Wollt mal fragen ob vl Interesse an Fahrgemeinschaften besteht. Die Idee kam mir als ich neulich allein in klinovec war. Zu zweit könnt man sich den Sprit teilen und hätte Unterhaltung. Bekomme morgen mein neues tues und hätte Bock demnächst mal nen Tagesausflug auf Beerfelden oder Steinach o.ä. Zu starten.. wenn hier Interesse besteht kündige ich den Trip hier mal ne Woche vorher an!?!? Oder vl plant jemand ne Tour und sucht nen co-Pilot..!?!?
Peace Christian ✌️


----------



## count-zero-1101 (15. Juli 2018)

Hey, das wäre doch mal ne Sache! Wo genau biste denn in Franken?
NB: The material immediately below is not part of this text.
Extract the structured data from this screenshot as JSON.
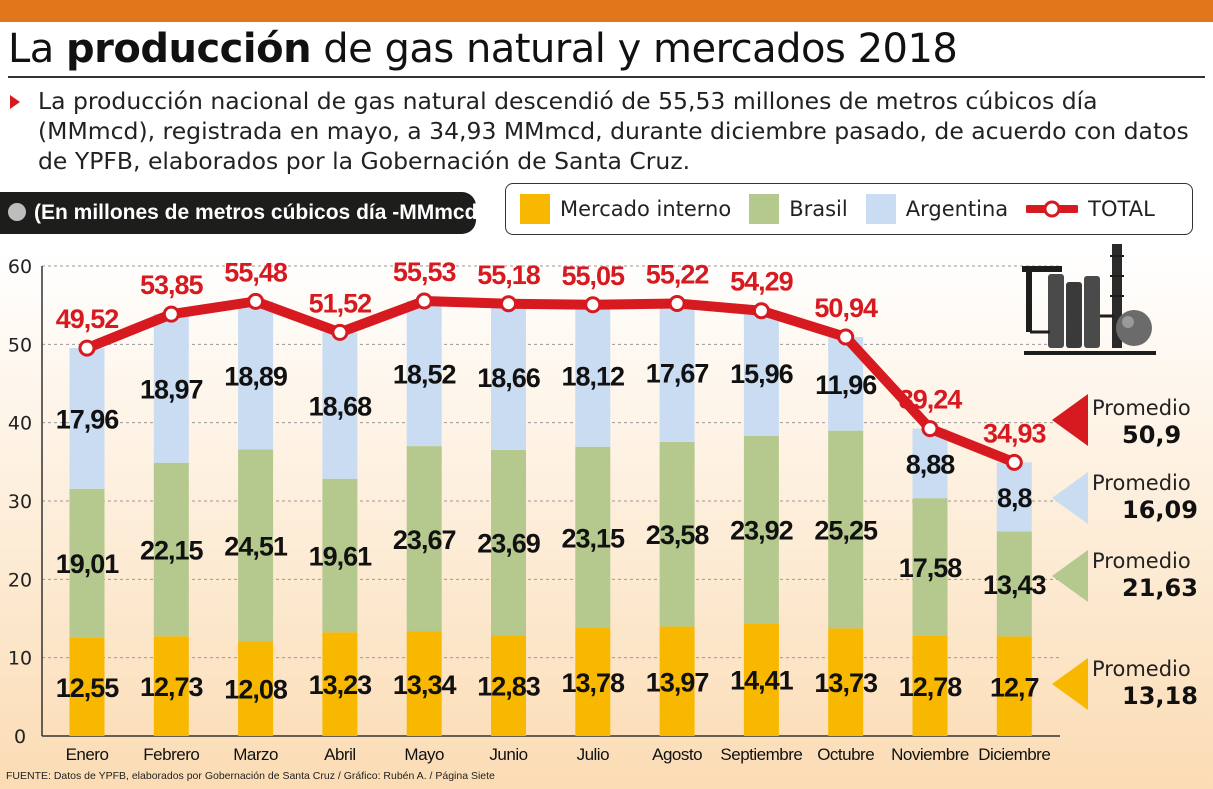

Ich bin in Bayreuth & die lokale DH/Freeride Szene und Trails sind eher mau, meine "Heimstrecke" ist der Ochsenkopf momentan. Schöneck ist auch nicht zu weit, aber zu zweit auf jeden Fall kurzweiliger und billiger vom Sprit. Osternohe ist Geschmackssache (ich hasse diesen dämlichen Schlepplift, der wirft mich mind. einmal die Saison ab), Rabenberg käme mir noch in den Sinn (hätte sogar ein Zelt für den Campingplatz dort). Beerfelden ist ziemlich cool aber schon ein ansehnliches Stück zu fahren für einen Tag... Ich hab nen Viertürer mit Träger für 2 Bikes, also genug Platz. Vielleicht sollte ich noch erwähnen, dass ich eher die Nachteule bin, also tendentiell erst um die Mittagszeit rum starte.... PN wenn Interesse....!


----------



## MTB-News.de




----------



## ptk162 (18. Juli 2018)

Servus. 
Hört sich gut an.
Wollte mal nach steinach oder so...
Bin aber Bikepark Neuling! Wenn euch das nichts ausmacht.


----------



## Da1ton82 (19. Juli 2018)

Macht nix!
War letzte Woche in Steinach.. aber ich will da öfter hin, hat mir ganz gut gefallen kannst dich gern auch mal über pn melden und dann könn Ma best mal was ausmachen 
Woher kommst du genau? 
✌️


----------



## patrick.reuter (23. Juli 2018)

Hallo Leute,

Komme aus Bamberg, habe zur Zeit Urlaub
und würde mich gerne einklinken als Co. Pilot oder auch Pilot. 

Gruß Patrick


----------